Les troubles du rythme ventriculaire, élément au pronostic péjoratif de surcroît, sont pris en charge par traitement médical ou ablation. « Cette technique a montré son efficacité sur l’amélioration de la FE et d’autres paramètres échographiques quand les extrasystoles ventriculaires sont nombreuses et sont un préjudice à la resynchronisation », indique-t-il.

En conclusion, il insiste sur le suivi du pourcentage de resynchronisation, élément majeur dans la prise en charge des troubles du rythme dans le cas de la RCT, le taux optimal de RCT serait ≥ 97%.

Pour dépister les troubles du rythme et anticiper les conséquences néfastes sur la synchronisation, le Pr Deharo a insisté sur l’intérêt majeur de la télésurveillance.

La stimulation sans sonde VG, où en est-on ?

Le Pr Pascal Defaye (Grenoble) a rappelé que la stimulation épicardique est un succès dans 90 à 98 % des cas mais qu’une alternative est nécessaire dans plusieurs cas. Lorsque les patients sont non-répondeurs, que les implantations de sondes VG sont un échec (7% des cas) en raison problèmes anatomiques du sinus coronaire ou de complications lors de l’implantation, ou en cas de risque de thromboses (contre-indications relatives), l’alternative thérapeutique est, selon l’orateur, la stimulation endocavitaire par le WiSE RCT System.

Le Pr Defaye est l’un des chercheurs participant à l’étude multicentrique SOLVE CRT [9] qui doit montrer l’intérêt du stimulateur endocardique VG synchronisé VD via les ultrasons WiSE RCT System. Il s’agit d’une technique particulièrement innovante, réservée actuellement aux échecs de la RCT classique, qui intègre un transducteur ultrasonographique sous musculaire placé dans une fenêtre acoustique en regard du ventricule droit, celui-ci transmet les impulsons soniques au micro stimulateur (9mm X 2.1mm) fixé dans VG par voie aortique rétrograde. Les ultrasons sont transformés en impulsions électriques par le micro stimulateur.

Une première publication avec ce dispositif [10] concernant 8 patients vient d’être très récemment rapportée montrant un affinement des QRS et une amélioration des paramètres classiques de la RCT.

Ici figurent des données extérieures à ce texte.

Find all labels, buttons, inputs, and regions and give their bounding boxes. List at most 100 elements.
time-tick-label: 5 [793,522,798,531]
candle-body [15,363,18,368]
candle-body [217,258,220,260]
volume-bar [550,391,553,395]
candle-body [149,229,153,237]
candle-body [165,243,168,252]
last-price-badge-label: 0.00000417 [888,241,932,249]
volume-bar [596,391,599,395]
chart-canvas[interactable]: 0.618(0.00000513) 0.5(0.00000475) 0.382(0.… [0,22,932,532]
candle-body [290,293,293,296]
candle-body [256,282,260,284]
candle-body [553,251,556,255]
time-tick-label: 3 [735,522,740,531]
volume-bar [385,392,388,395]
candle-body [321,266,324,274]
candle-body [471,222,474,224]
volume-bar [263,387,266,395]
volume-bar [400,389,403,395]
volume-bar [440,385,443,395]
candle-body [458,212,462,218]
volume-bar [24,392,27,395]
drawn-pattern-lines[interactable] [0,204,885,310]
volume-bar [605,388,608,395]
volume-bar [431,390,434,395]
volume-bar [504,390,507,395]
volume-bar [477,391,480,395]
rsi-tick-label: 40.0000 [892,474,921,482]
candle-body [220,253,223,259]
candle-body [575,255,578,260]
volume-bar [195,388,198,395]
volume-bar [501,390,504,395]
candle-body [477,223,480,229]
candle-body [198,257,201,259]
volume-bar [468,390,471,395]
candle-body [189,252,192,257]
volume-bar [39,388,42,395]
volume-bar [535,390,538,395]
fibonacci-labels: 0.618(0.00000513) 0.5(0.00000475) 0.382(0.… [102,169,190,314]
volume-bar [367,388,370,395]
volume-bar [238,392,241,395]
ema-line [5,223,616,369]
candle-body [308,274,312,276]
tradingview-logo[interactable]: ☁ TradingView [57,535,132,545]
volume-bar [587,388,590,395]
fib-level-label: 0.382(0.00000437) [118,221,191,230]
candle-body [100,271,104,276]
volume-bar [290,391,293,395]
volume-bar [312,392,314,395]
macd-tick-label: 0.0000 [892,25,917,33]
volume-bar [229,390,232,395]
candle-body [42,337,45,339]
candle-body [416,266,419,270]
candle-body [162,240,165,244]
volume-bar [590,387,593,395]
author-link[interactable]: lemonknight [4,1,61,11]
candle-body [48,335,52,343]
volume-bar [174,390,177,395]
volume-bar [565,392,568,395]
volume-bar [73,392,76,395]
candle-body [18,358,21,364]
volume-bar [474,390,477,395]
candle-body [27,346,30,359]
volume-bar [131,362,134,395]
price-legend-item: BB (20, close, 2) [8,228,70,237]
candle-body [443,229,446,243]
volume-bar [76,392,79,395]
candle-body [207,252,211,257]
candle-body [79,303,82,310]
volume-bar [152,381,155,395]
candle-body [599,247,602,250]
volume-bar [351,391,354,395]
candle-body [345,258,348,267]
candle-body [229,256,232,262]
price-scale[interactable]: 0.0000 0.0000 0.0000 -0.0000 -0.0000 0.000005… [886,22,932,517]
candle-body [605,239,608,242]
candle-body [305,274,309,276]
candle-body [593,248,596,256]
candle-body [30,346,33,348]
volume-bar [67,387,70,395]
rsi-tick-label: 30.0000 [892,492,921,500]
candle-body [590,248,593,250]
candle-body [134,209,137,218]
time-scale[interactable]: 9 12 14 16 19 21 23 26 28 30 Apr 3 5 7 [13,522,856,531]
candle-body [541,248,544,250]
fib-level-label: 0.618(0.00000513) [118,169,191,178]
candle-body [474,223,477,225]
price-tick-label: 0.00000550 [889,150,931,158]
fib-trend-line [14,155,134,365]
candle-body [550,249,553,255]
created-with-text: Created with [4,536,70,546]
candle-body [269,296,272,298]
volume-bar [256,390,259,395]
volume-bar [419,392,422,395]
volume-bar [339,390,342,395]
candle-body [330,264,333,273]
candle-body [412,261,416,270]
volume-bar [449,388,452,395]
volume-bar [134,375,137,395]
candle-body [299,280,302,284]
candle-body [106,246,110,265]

Pascal Defaye insiste « la stimulation endocardique du VG est faisable, efficace, c’est un excellent moyen quand la voie classique a failli ».

Pour le moment, le VD est électro entrainé de façon traditionnelle mais l’avenir est au « tout sans sonde », « sous peu le WiSE RCT sera associé au Micra VD. » Le dernier stade sera l’écoute auriculaire grâce au MICRA-AV.

 
La stimulation endocardique du VG est faisable, efficace, c’est un excellent moyen quand la voie classique a failli  Pr Pascal Defaye
 

A noter, certes, il n’y a pas de sonde intracardiaque mais il n’en n’est pas de même au niveau thoracique : le transducteur sous musculaire est alimenté par une batterie sous cutanée en région axillaire, un câble tunnelisé dans paroi thoracique relie les appareils.

En réponse à une question du Pr Deharo, le Pr Defaye a précisé que des implantations de premières intention à l’aide du WiSE System ont déjà été effectuées chez les patients pour lesquels les voies d’abord habituelles sont difficiles ou chez les patients ayant des antécédents de complications thrombotiques dans le cadre de l’étude SOLVE-CRT (5 centres en France).

En conclusion de cette session alliant questions de pratique quotidienne et perspectives de développement de la technique, le Pr Boveda a souligné que la resynchronisation est « une technique qui a presque 20 ans et qui est parfaitement mure » mais « qu’elle continue de connaitre un certain nombre d’évolutions qui vont dans le sens d’une simplification de la technique, d’une amélioration de la synchronisation ».

Conflits d’intérêts

S Boveda:  Medtronic, Boston Scientific, Microport, BMS, Zoll. D Gras : Abbott, Boston, Biotronik, Zoll. O Piot : Abbott, Biosens, Webster, Medtronic, Microport. P Defaye: Medtronic, Boston Scientific, Microport.